Development of recombinant Mesozumab-CPTin that dual-targets mesothelin and CP2c for anticancer therapy.

Current pharmacotherapeutics using antibody-drug conjugates (ADCs) for cancer therapy present limitations, such as off-target effects and safety concerns. To address them, we have developed CPTin, a cell-penetrating, cancer cell-specific cytotoxic peptide that disrupts the oncogenic properties of CP2c, and have established an ADC-like, single-protein platform, named dual-targeting anti-cancer therapeutics (DTAT). DTAT is composed of cancer cell-specific monoclonal antibodies (mAbs) attached to a cell-penetrating cytotoxic payload targeting an addictive oncoprotein CP2c (CPTin) via a cleavable linker, recognized by the matrix metalloproteinase-11. Based on this DTAT platform, we designed an anti-mesothelin (MSLN) mAb extended to include two CPTins, herein referred to as Mesozumab-CPTin.
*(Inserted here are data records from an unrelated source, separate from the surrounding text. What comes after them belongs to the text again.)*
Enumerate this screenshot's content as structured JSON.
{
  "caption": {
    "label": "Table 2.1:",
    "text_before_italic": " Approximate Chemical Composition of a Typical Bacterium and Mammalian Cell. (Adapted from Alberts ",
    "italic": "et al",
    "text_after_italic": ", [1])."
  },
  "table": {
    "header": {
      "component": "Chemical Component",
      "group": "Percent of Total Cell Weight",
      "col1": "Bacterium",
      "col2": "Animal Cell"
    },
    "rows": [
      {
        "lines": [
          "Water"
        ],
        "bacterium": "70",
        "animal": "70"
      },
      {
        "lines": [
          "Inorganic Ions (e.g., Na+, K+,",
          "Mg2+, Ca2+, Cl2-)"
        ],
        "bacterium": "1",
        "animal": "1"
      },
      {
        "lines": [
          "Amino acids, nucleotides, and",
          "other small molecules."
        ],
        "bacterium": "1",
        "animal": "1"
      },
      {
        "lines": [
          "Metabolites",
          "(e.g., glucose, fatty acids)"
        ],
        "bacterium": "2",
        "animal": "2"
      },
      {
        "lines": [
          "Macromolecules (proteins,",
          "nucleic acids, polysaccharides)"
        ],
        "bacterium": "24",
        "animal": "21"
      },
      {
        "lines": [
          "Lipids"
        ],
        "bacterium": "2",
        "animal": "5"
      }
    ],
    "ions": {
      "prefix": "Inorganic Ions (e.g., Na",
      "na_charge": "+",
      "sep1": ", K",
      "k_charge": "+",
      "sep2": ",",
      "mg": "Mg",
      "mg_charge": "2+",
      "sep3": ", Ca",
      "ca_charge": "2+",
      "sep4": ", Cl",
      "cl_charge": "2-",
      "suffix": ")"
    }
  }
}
Mesozumab-CPTin exhibited remarkable utility with high productivity and stability. It efficiently promoted pancreatic cancer cell death without causing non-cancerous cytotoxicity from the early phase, showing anti-cancer properties than the commercial therapies including Cisplatin, Abraxane, Gemcitabine, and their combination treatment. In xenograft mice models for pancreatic cancer, Mesozumab-CPTin displayed lower average values in tumor volume and well-tolerated without significant side effects in a single high-dose acute toxicity assessment, compared to the anti-MSLN ADC Anetumab ravtansine. Mesozumab-CPTin is a genetically engineered peptide-based biomaterial to overcome limitations of traditional ADCs, which is a novel therapeutic candidate with stability and safety for pancreatic cancer.